Note: This article first appeared on UncoverLA and is shared with their permission in partnership with Los Angeleno. You can subscribe to UncoverLA for local retail, fashion and lifestyle news here.
Amber Benson has quite the supernatural street cred. On top of playing a beloved Wiccan on TV (“Buffy the Vampire Slayer” superfans know her as Tara Maclay), the actor has also authored fantasy book series about covens in Echo Park and the saga of Death’s daughter. Another thing that’s got Benson spellbound: Los Angeles’ magical architecture — which is why she recently whipped up the Witch House Trail, a Halloween-ready tour of L.A.’s whimsical storybook homes for Fort: L.A., a local organization dedicated to increasing access to the city’s culturally significant abodes.
Benson’s self-guided itinerary for the architectural preservation nonprofit begins in Culver City, where the 1922-built, Disney-artist-designed Hobbit Houses reside. Other stops include the Los Feliz abode that inspired L.A.’s iconic Tam O’Shanter pub and a starry haven nestled under the Hollywood sign, said to have been the home of Humphrey Bogart while he dated the ill-fated actress, Peg Entwistle.

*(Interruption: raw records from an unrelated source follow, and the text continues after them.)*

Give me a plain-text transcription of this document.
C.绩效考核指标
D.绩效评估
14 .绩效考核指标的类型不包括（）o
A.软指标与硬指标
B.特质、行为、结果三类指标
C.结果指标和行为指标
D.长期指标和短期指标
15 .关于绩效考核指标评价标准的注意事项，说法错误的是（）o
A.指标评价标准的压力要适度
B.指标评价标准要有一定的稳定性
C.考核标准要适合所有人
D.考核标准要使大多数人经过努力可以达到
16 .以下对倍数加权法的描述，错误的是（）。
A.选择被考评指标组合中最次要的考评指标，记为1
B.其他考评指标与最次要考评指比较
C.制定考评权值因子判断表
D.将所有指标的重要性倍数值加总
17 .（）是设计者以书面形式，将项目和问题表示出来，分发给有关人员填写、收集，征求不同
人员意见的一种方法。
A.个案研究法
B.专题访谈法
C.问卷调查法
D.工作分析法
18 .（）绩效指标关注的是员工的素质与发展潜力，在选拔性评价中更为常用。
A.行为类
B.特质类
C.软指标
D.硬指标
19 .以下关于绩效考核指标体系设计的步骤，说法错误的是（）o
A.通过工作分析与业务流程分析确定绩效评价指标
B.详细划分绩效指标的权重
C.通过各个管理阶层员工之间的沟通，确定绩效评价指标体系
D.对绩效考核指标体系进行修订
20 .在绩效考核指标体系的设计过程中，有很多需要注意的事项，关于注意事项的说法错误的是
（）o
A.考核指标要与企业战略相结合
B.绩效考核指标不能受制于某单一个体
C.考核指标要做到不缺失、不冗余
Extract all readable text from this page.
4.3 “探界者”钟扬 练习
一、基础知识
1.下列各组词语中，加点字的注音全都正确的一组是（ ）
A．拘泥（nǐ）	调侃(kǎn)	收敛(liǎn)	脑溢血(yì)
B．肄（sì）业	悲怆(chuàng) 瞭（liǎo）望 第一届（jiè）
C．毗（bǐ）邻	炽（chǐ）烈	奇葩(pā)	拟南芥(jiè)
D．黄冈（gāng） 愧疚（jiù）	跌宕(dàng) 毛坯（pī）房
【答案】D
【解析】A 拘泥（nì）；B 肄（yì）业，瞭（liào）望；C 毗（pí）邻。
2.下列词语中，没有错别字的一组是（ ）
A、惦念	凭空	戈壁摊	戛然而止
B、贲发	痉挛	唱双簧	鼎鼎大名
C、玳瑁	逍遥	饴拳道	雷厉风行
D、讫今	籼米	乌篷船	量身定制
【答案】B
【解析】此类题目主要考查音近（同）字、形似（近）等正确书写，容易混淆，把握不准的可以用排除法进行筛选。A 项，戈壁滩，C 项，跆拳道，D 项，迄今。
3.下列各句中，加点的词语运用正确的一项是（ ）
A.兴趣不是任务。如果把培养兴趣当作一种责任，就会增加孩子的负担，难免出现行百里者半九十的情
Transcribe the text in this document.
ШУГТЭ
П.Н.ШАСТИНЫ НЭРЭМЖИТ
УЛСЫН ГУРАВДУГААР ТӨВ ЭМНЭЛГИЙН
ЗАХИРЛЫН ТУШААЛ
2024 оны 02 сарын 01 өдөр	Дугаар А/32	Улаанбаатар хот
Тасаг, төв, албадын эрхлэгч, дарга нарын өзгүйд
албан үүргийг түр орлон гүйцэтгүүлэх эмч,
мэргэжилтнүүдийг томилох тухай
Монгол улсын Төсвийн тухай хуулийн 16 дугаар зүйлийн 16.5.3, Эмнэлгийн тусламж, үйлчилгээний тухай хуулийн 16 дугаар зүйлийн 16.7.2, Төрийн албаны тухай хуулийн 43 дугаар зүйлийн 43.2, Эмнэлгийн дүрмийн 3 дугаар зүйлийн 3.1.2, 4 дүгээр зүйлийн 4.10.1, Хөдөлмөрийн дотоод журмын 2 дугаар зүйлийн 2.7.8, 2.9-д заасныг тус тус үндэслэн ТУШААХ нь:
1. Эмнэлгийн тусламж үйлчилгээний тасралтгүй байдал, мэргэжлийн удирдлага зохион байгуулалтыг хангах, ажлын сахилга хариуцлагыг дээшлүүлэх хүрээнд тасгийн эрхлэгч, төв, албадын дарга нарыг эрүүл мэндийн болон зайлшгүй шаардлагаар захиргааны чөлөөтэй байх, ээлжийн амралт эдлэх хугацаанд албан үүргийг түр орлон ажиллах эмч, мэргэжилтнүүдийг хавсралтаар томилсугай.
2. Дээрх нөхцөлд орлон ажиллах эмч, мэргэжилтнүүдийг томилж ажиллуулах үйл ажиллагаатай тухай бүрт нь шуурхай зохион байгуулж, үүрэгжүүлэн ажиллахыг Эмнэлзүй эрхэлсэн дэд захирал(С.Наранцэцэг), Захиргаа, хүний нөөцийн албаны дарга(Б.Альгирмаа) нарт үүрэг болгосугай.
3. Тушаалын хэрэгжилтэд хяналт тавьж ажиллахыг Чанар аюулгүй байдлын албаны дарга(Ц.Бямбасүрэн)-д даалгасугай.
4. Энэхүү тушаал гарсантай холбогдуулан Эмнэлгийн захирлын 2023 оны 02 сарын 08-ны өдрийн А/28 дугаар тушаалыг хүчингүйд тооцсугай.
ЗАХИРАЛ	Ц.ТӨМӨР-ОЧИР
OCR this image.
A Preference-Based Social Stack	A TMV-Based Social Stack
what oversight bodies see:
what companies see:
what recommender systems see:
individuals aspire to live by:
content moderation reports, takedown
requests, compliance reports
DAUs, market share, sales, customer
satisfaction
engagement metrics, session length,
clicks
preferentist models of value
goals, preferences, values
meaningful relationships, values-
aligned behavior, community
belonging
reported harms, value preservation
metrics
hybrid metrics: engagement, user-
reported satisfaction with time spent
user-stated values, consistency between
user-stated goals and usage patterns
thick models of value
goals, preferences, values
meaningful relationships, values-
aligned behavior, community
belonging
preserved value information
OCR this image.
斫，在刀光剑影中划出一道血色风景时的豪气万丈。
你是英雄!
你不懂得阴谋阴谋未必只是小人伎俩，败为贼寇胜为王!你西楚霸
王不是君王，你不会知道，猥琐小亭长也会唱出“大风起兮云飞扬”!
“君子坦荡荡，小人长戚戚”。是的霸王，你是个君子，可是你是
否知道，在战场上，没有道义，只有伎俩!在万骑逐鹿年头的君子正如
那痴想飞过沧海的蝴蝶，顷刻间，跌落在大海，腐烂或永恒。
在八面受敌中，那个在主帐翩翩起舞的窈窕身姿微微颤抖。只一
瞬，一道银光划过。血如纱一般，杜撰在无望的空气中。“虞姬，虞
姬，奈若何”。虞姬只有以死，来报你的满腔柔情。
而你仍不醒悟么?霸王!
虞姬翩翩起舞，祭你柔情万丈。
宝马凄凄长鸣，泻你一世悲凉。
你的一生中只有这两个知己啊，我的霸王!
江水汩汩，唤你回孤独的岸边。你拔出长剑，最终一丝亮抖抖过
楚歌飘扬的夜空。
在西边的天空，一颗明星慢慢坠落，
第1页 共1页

There are five stops total, and Fort: L.A.’s accompanying digital guide dishes even more details on the architectural styles, how much each house cost to build, historic newspaper clippings, documents from city archives and more. As with any natural and urban trail, there are rules: Don’t bother the occupants, and leave no trace.
We recently sat down with Benson to learn more about how she teamed up with Fort: L.A., how L.A. has inspired her own fantasy fiction, one of her most haunted experiences in the city, and (of course) where she imagines Buffy’s Tara and Willow would have settled in L.A. had they lived happily ever after. Read on below, and explore the Witch House Trail and more at Fort: L.A.
We know you relocated to L.A. during childhood — what are some of your fondest memories of discovering L.A.’s unique treasures, either as a kid or an adult?
When I was writing “The Witches of Echo Park,” I started digging into the rich history of Echo Park and Angelino Heights. Discovering things like the semi-tropics spiritualists camp (they held seances in Elysian Heights!), exploring the abandoned theater district downtown, going out and walking the magical stair streets on the Eastside — things like these made me realize how much history and culture there has always been in L.A. We think of the East Coast as the keeper of America’s architectural history, but California has just as much to offer and I think Fort: L.A. is working hard to spread the word and get Angelenos (and visitors) out exploring this magical city.